Air putih di gelas berleher kuteguk dahulu sebelum memulai makan. Kugunakan sendok garpu, sementara John tambah dengan pisau pula untuk memotong-motong irisan daging steaknya.
"Kuputar musik ya, kau suka lagu apa?"
"India boleh? Mohabbatain." Kataku disambut senyum John. Lagu yang paling kusuka meski telah puluhan tahun berlalu. Ingat jaman sekolah dulu.
"Iya aku ingat, kau penggemar film-film hindi. Akan kuputarkan untukmu. Sebentar ya?"
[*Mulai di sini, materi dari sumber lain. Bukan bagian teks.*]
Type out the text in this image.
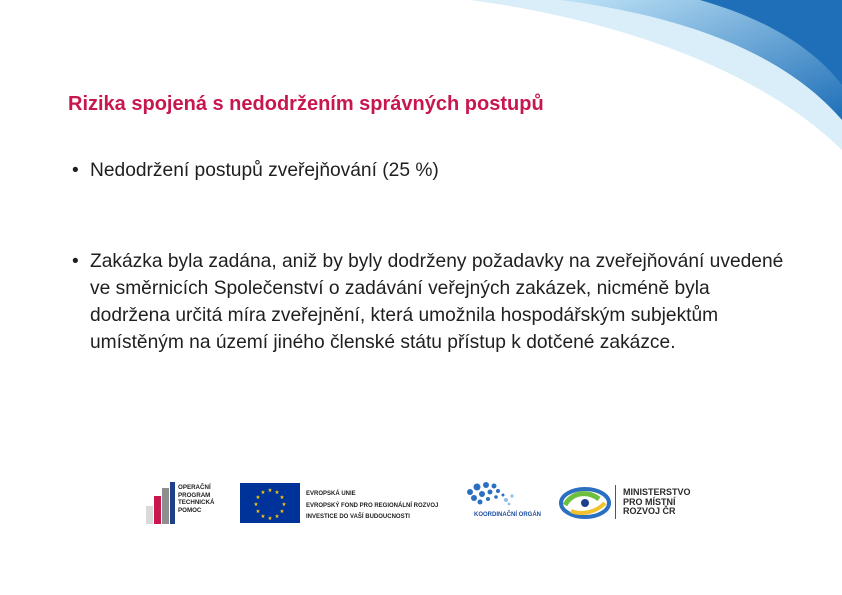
Rizika spojená s nedodržením správných postupů

• Nedodržení postupů zveřejňování (25 %)

• Zakázka byla zadána, aniž by byly dodrženy požadavky na zveřejňování uvedené ve směrnicích Společenství o zadávání veřejných zakázek, nicméně byla dodržena určitá míra zveřejnění, která umožnila hospodářským subjektům umístěným na území jiného členské státu přístup k dotčené zakázce.

OPERAČNÍ
PROGRAM
TECHNICKÁ
POMOC
★ ★
★
★
★
★
★
★
★
★
★
★	EVROPSKÁ UNIE
EVROPSKÝ FOND PRO REGIONÁLNÍ ROZVOJ
INVESTICE DO VAŠÍ BUDOUCNOSTI	KOORDINAČNÍ ORGÁN
MINISTERSTVO
PRO MÍSTNÍ
ROZVOJ ČR
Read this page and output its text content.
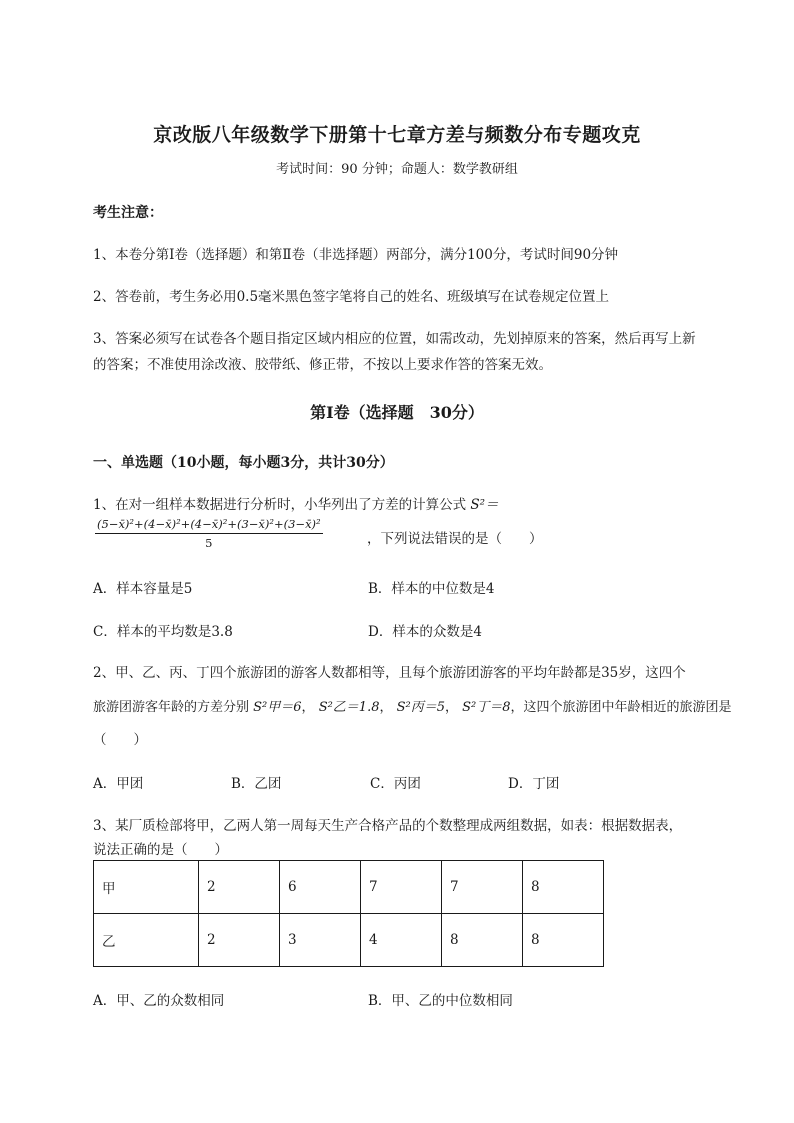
京改版八年级数学下册第十七章方差与频数分布专题攻克
考试时间：90 分钟；命题人：数学教研组
考生注意：
1、本卷分第Ⅰ卷（选择题）和第Ⅱ卷（非选择题）两部分，满分100分，考试时间90分钟
2、答卷前，考生务必用0.5毫米黑色签字笔将自己的姓名、班级填写在试卷规定位置上
3、答案必须写在试卷各个题目指定区域内相应的位置，如需改动，先划掉原来的答案，然后再写上新
的答案；不准使用涂改液、胶带纸、修正带，不按以上要求作答的答案无效。
第Ⅰ卷（选择题　30分）
一、单选题（10小题，每小题3分，共计30分）
1、在对一组样本数据进行分析时，小华列出了方差的计算公式 S²＝
$\frac{\text{(5−x̄)²+(4−x̄)²+(4−x̄)²+(3−x̄)²+(3−x̄)²}}{5}$	，下列说法错误的是（　　）
A．样本容量是5	B．样本的中位数是4
C．样本的平均数是3.8	D．样本的众数是4
2、甲、乙、丙、丁四个旅游团的游客人数都相等，且每个旅游团游客的平均年龄都是35岁，这四个
旅游团游客年龄的方差分别 S²甲＝6， S²乙＝1.8， S²丙＝5， S²丁＝8，这四个旅游团中年龄相近的旅游团是
（　　）
A．甲团	B．乙团	C．丙团	D．丁团
3、某厂质检部将甲，乙两人第一周每天生产合格产品的个数整理成两组数据，如表：根据数据表，
说法正确的是（　　）
甲	2	6	7	7	8
乙	2	3	4	8	8
A．甲、乙的众数相同	B．甲、乙的中位数相同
Hum Ko Humise Churalo memenuhi ruangan. Mewarnai makan malam kami berdua. Perasaan indah itu muncul lagi. Stelan kemeja biru muda dan celana biru dongker yang dikenakan menyita mataku. Tampan benar dia. Sebingkai kaca mata nangkring manis di hidung menambah pesona. Rambut legam belah kanan rapi dia sisir. Perlente, tak nampak sedikitpun pernah melakukan kenakalan padaku.
Kenyamanan kudapatkan, tak lagi ingin pergi darinya. Bahkan hingga makan malam berakhir, masih pula aku ingin bersamanya.
"Jakarta sungguh menakjubkan ternyata." Gumam John sembari menatap pemandangan luar ke arah luar jendela kaca.
"Iya, aku setuju denganmu. Indahnya ketika malam begini. Penuh cahaya."
"Kau suka?"
"Iya, tentu saja."
"Kalau begitu kita ambil gambar ya. Mendekatlah padaku."
Dia geser meja di depan kami agak jauh. Di letakkan gawainya di meja itu. Penyangga kecil yang dibawa menjadi piranti mengabadikan momen kebersamaan kami. View Jakarta malam, pun suasana romantis terabadikan di gawai itu.
Cekrak-cekrek berulang, entah berapa puluh gambar telah dihasilkan. Tak hanya itu, video gelak tawa juga canda cengkerama kami juga ada. Lupa sudah pada kejadian ingin pergi yang hampir menimpa.
Puas bertingkah canda tawa cengkerama, kuutarakan kantukku.
"Aku ngantuk John, pesankan aku kamar berbeda ya."
"Untuk apa, kau bisa tidur di sini denganku. Lihatlah itu king size. Cukup buat kita."
"Maaf, aku tidak bisa tidur dengan laki-laki. Mengertilah. Aku takut nanti akan terjadi seperti tadi."
"Baiklah, aku janji tidak akan melakukan apa-apa padamu. Atau aku akan tidur di sofa saja. Kau yang di tempat tidur. Bagaimana?"
Kali ini aku melihatnya bukan sebagai lelaki yang tadi pernah akan melumatku. Sepertinya janji itu bisa dipertimbangkan. Tapi apa iya aku akan aman?
Timpukan  alasan memukuli kepala. Hatiku ingin terus bersamanya, namun ketakutan diapa-apakan juga memberatkan pengambilan keputusan. Apa yang sebaiknya kulakukan?